「子供に小さいころから楽器を習わせているのに、歌わせてみたら音痴だった」という体験をしたことはあるでしょうか。楽器のレッスンは問題なく進んでいるのになぜ? と疑問を持つかもしれません。特に、絶対音感のトレーニングをしている家庭はショックを受けるかもしれません。絶対音感と「音痴」との関係について解説します。
絶対音感でも音痴になることがある?
「絶対音感」という言葉には音楽的に優れた能力が持つという印象があるように感じられます。ですから「絶対音感」と「音痴」は関連しないと思うのではないでしょうか。実際に絶対音感で、かつ音痴ということはあり得るのでしょうか。
絶対音感の音痴とは
絶対音感の「音痴」について考えるために、まず絶対音感の定義を確認しておきましょう。絶対音感とは、簡単に言えば「鳴っている音の音高を、ヒントなしに正しく答えることができる能力」ということ。音高とは音の名前であり、「ドレミファソラシド」などの名前が付いているものだと考えてください。

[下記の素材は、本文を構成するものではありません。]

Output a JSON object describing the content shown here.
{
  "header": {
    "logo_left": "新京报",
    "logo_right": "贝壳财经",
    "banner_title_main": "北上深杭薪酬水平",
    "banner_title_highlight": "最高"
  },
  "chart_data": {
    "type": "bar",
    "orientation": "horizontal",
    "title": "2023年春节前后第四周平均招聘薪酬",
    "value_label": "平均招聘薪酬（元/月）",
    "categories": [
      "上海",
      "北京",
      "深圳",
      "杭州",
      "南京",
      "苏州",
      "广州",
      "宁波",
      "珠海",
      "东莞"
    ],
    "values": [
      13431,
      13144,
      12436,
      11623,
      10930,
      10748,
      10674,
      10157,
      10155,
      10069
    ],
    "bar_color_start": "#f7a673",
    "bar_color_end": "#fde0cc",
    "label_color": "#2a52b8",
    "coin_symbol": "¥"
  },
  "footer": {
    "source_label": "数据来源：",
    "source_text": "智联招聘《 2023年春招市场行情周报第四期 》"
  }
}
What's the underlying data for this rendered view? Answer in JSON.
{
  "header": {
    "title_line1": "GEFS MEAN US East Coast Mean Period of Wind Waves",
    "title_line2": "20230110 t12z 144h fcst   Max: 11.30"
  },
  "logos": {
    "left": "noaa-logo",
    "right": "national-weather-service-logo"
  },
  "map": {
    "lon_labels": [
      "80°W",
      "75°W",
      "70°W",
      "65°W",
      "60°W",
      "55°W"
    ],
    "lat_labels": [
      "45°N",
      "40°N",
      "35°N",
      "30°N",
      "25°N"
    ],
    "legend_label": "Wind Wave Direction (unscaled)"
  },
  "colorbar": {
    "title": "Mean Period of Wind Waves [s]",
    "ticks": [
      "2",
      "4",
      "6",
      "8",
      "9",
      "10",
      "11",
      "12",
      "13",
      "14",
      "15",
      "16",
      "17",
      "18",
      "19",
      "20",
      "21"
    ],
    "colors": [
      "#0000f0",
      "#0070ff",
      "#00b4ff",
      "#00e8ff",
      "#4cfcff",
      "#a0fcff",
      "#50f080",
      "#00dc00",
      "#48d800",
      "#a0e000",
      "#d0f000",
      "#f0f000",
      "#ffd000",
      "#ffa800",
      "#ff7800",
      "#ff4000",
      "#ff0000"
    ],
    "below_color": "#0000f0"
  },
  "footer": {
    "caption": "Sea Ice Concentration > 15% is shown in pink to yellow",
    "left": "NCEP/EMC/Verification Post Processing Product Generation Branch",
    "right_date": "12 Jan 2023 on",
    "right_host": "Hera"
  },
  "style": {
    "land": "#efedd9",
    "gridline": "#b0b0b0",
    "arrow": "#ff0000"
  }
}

これを狭義の絶対音感とすると、一般的に使われている広義の「絶対音感」は、かなり幅広い範囲をカバーしている、と指摘している研究者もいます。
絶対音感 | 音楽的音高を答える | 同定課題 | 音名による命名 |
弁別課題 | 音高を調節 | ||
音高を発声 | |||
音楽的音高を答えない | 同定課題 | 既知の旋律の同異判断 | |
弁別課題 | 歌声の一貫性 | ||
音高の再現 | |||
単語発声の一貫性 |
(参照元:絶対音感の定義・形成・符号化をめぐる問題 | 心理学評論 512ページ)
上記の表では、「音楽的音高を答える」の中の「同定課題」にある「音名による命名」が、狭義の絶対音感です。この論文では、「音高を発声」「歌声の一貫性」「音高の再現」なども広い意味で絶対音感に含まれることがある、としています。
これらの能力は、歌を歌うときにも発揮されます。狭義の絶対音感があっても、広義の絶対音感がない場合は「絶対音感なのに音痴」だとみなされると考えられます。
その他の音痴との違い
「絶対音感がない音痴」である場合、自分が音痴だということに気づいていない可能性もあります。一方、絶対音感のある人は音程、リズムなどが正しくないことを認識しつつも、理解していることを上手に歌に反映できていません。
絶対音感がない人の音痴を直すなら、正しい音程を聴いて理解するところから始めなくてはいけませんが、絶対音感のある人はその先の段階からトレーニングをすればいいということになります。